Now, all those attempts to present him as just like us, or as someone who arrives with fresh ideas, collapse as soon as he speaks in front of a microphone. At that moment, a twentieth-century politician emerges, with stereotypical and outdated ideas, with a not at all modern vision of the world and, what’s worse, anchored to a series of commitments made with his predecessors that leave him little or no room to maneuver.

If, on the outside, he wants to show himself as a good-natured and understanding statesman, his words show that his entire discourse is built on a rancid intolerance. We have seen him, before being handpicked as president, rail against the independent press and threaten it with greater censorship; we have heard him denigrate private cultural productions and even affirm at the United Nations that his Government represents “continuity, not rupture.”

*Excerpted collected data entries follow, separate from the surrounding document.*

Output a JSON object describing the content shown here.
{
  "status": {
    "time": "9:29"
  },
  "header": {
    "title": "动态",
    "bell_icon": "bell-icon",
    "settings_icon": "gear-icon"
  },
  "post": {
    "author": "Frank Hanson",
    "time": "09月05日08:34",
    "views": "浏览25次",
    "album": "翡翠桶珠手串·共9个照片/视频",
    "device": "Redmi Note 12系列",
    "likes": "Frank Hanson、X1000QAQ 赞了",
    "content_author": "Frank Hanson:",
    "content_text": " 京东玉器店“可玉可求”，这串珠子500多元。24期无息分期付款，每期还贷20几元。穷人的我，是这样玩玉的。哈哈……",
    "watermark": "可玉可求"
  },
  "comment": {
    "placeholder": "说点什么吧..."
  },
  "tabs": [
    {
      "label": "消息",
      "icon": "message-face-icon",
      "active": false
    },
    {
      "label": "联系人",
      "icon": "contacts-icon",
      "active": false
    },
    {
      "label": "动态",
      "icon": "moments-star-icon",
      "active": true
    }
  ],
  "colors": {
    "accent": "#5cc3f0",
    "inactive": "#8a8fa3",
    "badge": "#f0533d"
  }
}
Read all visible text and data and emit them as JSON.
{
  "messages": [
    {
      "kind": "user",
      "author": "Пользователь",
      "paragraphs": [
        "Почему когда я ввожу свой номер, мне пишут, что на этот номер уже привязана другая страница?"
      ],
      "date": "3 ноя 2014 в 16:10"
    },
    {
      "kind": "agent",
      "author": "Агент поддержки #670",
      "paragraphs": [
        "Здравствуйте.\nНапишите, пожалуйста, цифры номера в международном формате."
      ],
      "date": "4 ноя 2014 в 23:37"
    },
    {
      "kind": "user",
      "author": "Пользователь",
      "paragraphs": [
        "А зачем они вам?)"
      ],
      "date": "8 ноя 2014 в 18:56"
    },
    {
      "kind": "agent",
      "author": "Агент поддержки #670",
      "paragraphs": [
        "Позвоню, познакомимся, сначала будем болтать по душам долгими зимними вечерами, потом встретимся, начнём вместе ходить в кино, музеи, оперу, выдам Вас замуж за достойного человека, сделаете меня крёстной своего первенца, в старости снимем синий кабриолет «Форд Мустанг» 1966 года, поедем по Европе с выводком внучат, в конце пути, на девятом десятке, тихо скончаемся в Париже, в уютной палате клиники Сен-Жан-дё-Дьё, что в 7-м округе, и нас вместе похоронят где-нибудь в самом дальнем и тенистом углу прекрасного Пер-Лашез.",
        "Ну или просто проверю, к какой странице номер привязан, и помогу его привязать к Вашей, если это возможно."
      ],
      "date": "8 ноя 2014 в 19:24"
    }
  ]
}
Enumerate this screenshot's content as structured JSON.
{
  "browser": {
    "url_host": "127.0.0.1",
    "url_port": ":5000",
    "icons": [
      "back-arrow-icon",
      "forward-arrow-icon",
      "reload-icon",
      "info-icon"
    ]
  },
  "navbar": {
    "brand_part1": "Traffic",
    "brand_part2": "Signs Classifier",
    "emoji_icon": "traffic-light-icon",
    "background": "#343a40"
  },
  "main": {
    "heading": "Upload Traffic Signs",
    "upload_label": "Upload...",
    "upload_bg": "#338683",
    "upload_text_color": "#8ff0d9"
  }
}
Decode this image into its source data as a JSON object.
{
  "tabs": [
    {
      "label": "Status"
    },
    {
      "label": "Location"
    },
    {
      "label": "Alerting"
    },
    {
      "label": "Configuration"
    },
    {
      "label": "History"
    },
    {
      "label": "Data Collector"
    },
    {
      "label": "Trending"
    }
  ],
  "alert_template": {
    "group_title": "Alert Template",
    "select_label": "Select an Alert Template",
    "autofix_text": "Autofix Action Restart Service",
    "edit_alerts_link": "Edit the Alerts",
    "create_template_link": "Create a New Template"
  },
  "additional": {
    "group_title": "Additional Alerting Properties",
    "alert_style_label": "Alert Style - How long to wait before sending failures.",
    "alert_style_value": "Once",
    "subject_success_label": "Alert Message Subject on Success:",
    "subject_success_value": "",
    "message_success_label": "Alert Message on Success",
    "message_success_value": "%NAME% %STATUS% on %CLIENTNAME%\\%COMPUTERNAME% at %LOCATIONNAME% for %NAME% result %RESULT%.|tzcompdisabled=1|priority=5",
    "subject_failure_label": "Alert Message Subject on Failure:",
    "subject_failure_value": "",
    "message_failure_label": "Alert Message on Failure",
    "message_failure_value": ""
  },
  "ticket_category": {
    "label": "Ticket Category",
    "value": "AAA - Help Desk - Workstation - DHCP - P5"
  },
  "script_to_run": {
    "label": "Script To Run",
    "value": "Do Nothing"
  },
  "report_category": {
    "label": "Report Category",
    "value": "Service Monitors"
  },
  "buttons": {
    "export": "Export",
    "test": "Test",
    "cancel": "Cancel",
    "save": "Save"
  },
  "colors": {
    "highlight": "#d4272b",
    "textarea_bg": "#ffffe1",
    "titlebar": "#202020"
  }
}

To top it off, he has filled his Twitter account with slogans and calls to end the US embargo in a boring singsong that can barely connect with anyone other than the forced workers of state media and other institutions that have been given the task of following the president’s timeline. In that social network the partisan positions and the militant language are immediately noticed and what is pure propaganda cannot be considered spontaneous.

Díaz-Canel is a man caught between the image he wants to project and the agenda his government follows. He wants to appear as a statesman who looks to the future and is capable of facing the arduous tasks that urgently need to be addressed in the Cuban reality, however, he can not contradict or criticize his predecessors even the slightest bit, because they are precisely the ones that have raised him to the power.

The new president must follow the course of the leaders of the Communist Party and accept it, or at least pretend to like it and agree. If he wants to maintain his position, he is obliged to wear a mask of fidelity and docility, delivering a demeaning discourse that is half a century behind. The problem is that when you wear a mask for a long time, it ends up becoming your face, the only skin that remains after years of pretending.